Histopathology and immunohistochemical demonstration of lyssavirus antigen. (a–e) Detection of viral antigen in cortex of ic-inoculated mice. EBLV-1 (a) and EBLV-2 (b) display abundant intraneuronal labelling (brown), while SN (c), SN-1 (d) and SN-2 (e) infection resulted in fewer infected neurons but more severe inflammatory changes including numerous perivascular cuffs (arrows). (f–j) Demonstration of lyssavirus antigen in cortex of peripherally (fp) inoculated animals.
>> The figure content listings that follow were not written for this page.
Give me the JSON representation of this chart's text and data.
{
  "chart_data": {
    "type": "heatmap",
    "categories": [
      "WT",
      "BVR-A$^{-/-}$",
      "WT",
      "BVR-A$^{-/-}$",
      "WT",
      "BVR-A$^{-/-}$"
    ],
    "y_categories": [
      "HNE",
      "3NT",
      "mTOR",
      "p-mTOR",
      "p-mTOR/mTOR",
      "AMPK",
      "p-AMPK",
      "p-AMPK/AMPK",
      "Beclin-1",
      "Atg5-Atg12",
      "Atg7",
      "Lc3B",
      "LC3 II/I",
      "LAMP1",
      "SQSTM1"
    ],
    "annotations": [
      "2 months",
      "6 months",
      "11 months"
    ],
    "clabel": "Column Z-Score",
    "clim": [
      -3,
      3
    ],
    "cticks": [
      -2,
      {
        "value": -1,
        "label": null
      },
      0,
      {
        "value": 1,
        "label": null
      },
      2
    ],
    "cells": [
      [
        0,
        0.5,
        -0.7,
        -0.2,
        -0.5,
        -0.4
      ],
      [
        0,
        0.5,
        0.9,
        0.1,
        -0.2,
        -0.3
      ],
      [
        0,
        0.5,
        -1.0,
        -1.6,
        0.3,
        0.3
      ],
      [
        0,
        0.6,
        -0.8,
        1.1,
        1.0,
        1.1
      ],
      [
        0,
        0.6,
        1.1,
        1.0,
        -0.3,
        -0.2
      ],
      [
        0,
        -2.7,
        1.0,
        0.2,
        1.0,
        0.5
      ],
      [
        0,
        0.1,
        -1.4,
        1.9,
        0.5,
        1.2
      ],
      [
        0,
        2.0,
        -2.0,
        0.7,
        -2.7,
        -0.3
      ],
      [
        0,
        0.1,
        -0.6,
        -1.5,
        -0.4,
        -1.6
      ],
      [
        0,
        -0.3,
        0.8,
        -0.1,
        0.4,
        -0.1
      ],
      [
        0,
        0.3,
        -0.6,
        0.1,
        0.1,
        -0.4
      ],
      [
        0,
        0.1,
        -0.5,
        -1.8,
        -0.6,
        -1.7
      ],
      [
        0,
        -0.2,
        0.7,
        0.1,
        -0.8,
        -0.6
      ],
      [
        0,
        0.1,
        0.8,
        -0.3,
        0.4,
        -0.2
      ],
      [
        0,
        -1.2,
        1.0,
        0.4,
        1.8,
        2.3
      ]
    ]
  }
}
EBLV-1-challenged animals displayed abundant positive neurons (f); a smaller number in EBLV-2-challenged mice (g) and neurons were negative for SN (h) and SN-1 (i). Viral antigen demonstration in the vestibular nuclei of SN-1 peripherally challenged mice (j). (k–o) Histopathological changes in the thoracic spinal cord (DRG). Mild poliomyelitis was observed following EBLV-1 inoculation (k), while more severe changes were observed after (k) EBLV-1, (l) SN and (m) SN-1 infection with marked gliosis and glial nodule formation (*). (n, o) Viral antigen detection in thoracic spinal cord of peripherally challenged mice. Abundant immunolabelled cells after EBLV-1 infection (n) contrast with the very limited immunolabelling observed with SN (o).